February 25, 1927

COMMITTEE ON RAILWAYS AND SHIPPING


Mr. W. T. GOODISON (West Lambton) presented the first report of the select standing committee on railways and shipping owned, operated and controlled by the government. On motion of Mr. Goodison t'he report was concurred in.


PRIVATE BILLS

FIRST READINGS


Bill No. 81 (from the Senate), for the relief of Amy Humphrey Lowe.-Mr. Rennie. Bill No. 86 (from the Senate), for the relief of Stanley Moorhouse.-Mr. Casselman. Bill No. 98 (from the Senate), for the relief of James Arthur McNish.-Mr. Garland (Carleton). Bill No. 99 (from the Senate), for the relief of Elizabeth Maud Maitland.-Mr. Hepburn.
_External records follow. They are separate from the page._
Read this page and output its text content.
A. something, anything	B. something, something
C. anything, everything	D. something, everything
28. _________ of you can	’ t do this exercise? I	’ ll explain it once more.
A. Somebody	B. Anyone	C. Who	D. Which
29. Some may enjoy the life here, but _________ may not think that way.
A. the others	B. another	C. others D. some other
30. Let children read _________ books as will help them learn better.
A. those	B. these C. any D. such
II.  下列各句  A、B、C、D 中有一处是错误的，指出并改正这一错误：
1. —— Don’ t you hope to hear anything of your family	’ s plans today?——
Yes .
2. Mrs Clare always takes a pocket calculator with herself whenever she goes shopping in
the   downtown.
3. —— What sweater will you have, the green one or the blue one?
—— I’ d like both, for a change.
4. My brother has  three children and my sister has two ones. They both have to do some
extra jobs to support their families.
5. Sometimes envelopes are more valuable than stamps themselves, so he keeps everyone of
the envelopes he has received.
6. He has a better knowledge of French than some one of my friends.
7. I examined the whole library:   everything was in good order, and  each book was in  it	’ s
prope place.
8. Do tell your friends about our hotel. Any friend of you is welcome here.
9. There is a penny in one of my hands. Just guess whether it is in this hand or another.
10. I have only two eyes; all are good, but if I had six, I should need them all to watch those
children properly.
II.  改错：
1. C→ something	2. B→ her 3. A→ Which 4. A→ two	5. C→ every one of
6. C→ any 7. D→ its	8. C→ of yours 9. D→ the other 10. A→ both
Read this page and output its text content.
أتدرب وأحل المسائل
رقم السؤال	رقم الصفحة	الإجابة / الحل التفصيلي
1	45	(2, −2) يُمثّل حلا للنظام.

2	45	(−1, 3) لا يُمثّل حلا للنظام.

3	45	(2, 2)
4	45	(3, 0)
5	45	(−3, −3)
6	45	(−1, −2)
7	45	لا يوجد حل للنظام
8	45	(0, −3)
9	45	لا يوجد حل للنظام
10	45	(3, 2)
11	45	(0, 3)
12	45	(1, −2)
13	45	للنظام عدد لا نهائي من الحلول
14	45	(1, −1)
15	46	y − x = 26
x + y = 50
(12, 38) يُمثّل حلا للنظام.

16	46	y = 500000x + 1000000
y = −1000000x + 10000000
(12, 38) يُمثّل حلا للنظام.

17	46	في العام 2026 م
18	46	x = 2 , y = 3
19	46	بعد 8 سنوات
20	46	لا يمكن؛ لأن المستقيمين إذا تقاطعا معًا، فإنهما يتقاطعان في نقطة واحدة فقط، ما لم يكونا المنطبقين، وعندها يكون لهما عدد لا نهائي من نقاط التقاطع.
LOAN TO CANADIAN NATIONAL RAILWAYS

LIB

James Alexander Robb (Minister of Finance and Receiver General)

Liberal

Hon. J. A. ROBB (Minister of Finance) moved:

That the order of the House referring the estimates for 1927-1928, respecting loans to the Canadian National Railway Company and the Canadian Government Merchant Marine Limited, laid on the table on Tuesday 15th, February, 1927, to the committee of supply, be discharged, and that the said estimates be referred to the select standing committee on railways and shipping owned, operated and controlled by the government.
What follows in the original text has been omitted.